You have to give credit where credit is due. Jerry's made some extremely difficult and smart decisions recently. From the releasing of Ware and Hatcher to bypassing on Manziel just to name a couple.
I don't buy this for a second.
- Ware was let go because even Jerry knew his production was no where near his $16M cap hit. And even if it was, it would have taken a maze of contract restructurings to even take that cap hit. There was no real choice but to let Ware go if he wouldn't take a pay cut. It was not a hard decision at all given our cap reality.

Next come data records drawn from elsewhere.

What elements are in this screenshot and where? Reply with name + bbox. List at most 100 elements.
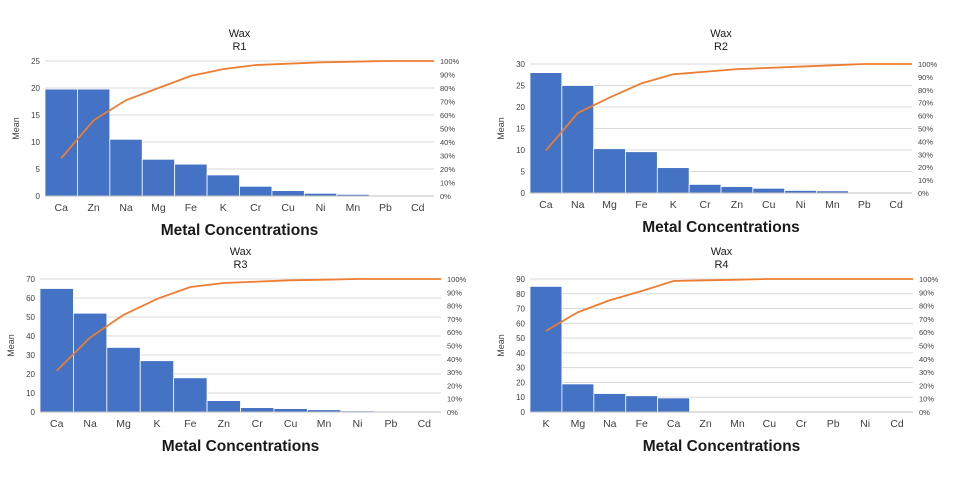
bar-cr [688,183,722,194]
x-tick-label: Cr [700,199,712,211]
y-tick-label: 10 [516,146,525,155]
bar-fe [625,151,658,194]
chart-subtitle: R4 [714,259,728,271]
chart-subtitle: R2 [714,41,728,53]
x-tick-label: Mn [317,418,332,430]
y-tick-label: 0 [36,192,41,201]
x-tick-label: Ca [50,418,64,430]
y2-tick-label: 100% [447,275,467,284]
y2-tick-label: 10% [918,176,933,185]
bar-cu [271,190,305,197]
y-axis-label: Mean [496,117,506,140]
y2-tick-label: 70% [447,315,462,324]
y-tick-label: 15 [31,111,40,120]
x-tick-label: K [542,418,549,430]
x-axis-label: Metal Concentrations [643,438,801,455]
x-tick-label: Cu [281,202,295,214]
x-tick-label: Pb [379,202,392,214]
x-axis-label: Metal Concentrations [642,219,800,236]
x-tick-label: Pb [384,418,397,430]
x-tick-label: Cd [890,418,904,430]
x-tick-label: Na [603,418,617,430]
y2-tick-label: 80% [918,86,933,95]
y2-tick-label: 80% [919,302,934,311]
y2-tick-label: 20% [447,381,462,390]
y-tick-label: 60 [516,319,525,328]
x-tick-label: Zn [218,418,230,430]
y2-tick-label: 0% [440,192,451,201]
y2-tick-label: 10% [440,179,455,188]
x-tick-label: K [153,418,160,430]
y-tick-label: 10 [516,393,525,402]
bar-mg [593,148,626,194]
x-tick-label: Cd [889,199,903,211]
y-tick-label: 50 [26,313,35,322]
x-tick-label: Na [119,202,133,214]
x-tick-label: Fe [185,202,197,214]
y2-tick-label: 30% [440,152,455,161]
x-tick-label: K [670,199,677,211]
y-tick-label: 30 [516,364,525,373]
y-tick-label: 25 [516,82,525,91]
y-tick-label: 20 [516,103,525,112]
y2-tick-label: 40% [447,355,462,364]
x-tick-label: Cr [250,202,262,214]
bar-fe [625,395,659,413]
y2-tick-label: 90% [447,288,462,297]
y2-tick-label: 60% [919,328,934,337]
y-tick-label: 20 [26,370,35,379]
chart-title: Wax [710,28,732,40]
bar-cr [239,185,273,197]
x-tick-label: Fe [184,418,196,430]
y2-tick-label: 50% [440,125,455,134]
x-tick-label: Cr [796,418,808,430]
chart-title: Wax [711,246,733,258]
bar-zn [206,400,241,413]
y-tick-label: 20 [516,378,525,387]
y2-tick-label: 60% [918,112,933,121]
bar-na [73,312,108,413]
y2-tick-label: 0% [447,408,458,417]
bar-ca [39,288,74,413]
bar-mg [141,158,176,197]
y-tick-label: 15 [516,125,525,134]
x-tick-label: Mg [602,199,617,211]
cumulative-percent-line [545,278,913,332]
bar-zn [77,88,111,197]
y2-tick-label: 50% [918,125,933,134]
x-tick-label: Ni [860,418,870,430]
y2-tick-label: 50% [919,342,934,351]
y-tick-label: 60 [26,294,35,303]
y-tick-label: 80 [516,290,525,299]
y-tick-label: 10 [31,138,40,147]
x-tick-label: Zn [731,199,743,211]
x-tick-label: Mg [151,202,166,214]
bar-fe [174,163,208,197]
bar-k [206,174,240,197]
x-tick-label: Zn [699,418,711,430]
x-tick-label: Cd [411,202,425,214]
y-tick-label: 70 [516,305,525,314]
y2-tick-label: 100% [918,60,938,69]
y-axis-label: Mean [11,117,21,140]
bar-k [529,285,563,413]
y2-tick-label: 0% [919,408,930,417]
y-tick-label: 5 [36,165,41,174]
y2-tick-label: 90% [440,71,455,80]
x-tick-label: Cu [762,199,776,211]
y2-tick-label: 40% [919,355,934,364]
y-tick-label: 5 [521,168,526,177]
bar-na [593,393,627,413]
y-tick-label: 0 [521,189,526,198]
y-tick-label: 40 [516,349,525,358]
x-tick-label: K [220,202,227,214]
y2-tick-label: 100% [440,57,460,66]
y-tick-label: 20 [31,84,40,93]
y2-tick-label: 20% [919,381,934,390]
y2-tick-label: 10% [919,395,934,404]
y2-tick-label: 90% [919,288,934,297]
y-tick-label: 10 [26,389,35,398]
bar-cu [752,187,786,194]
y2-tick-label: 50% [447,342,462,351]
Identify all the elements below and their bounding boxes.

- Hatcher made it clear even before the season started he was heading off to the highest bidder. Again given our cap space, it was not a hard decision to let a guy who had one outstanding season in his career (cooincedently his contract year). I would be far more interested to see what would have happened in the Hatcher situation if this year we had been comfortably under the cap.
- We draft Zach Martin. All of a sudden there are dozens of posts - "Jerry's changed! He's learned! We're saved, hooray!" Then what does Jerry with the very two next picks?
He overpays to trade up for a guy he just has to have, and then deliberately and admittedly drafts a backup. Those are the two signature moves of the GM Jerry Jones era.
- As for Manziel, there was never any way that was going to happen. No one seems to understand how heavily Jerry has invested in, and bet on, Tony Romo. Huge amounts of cap space are dedicated to him no matter what in the coming years. He's not ever going to get paid $20M to hold a clipboard, no matter what. And even Jerry is not dumb enough to create a huge QB controversy by drafting an insanely high profile QB who has zero shot of seeing the field for years unless Romo gets hurt. I rip on Jerry as much as anyone, but I certainly give him enough credit, whether he has "changed" or otherwise, to see how absolutely nuts drafting Manziel would have been after backing up the truck for Romo.
- BTW, we currently have more OCs and DCs then we have competent DLinemen. Seems like the usual management circus to me.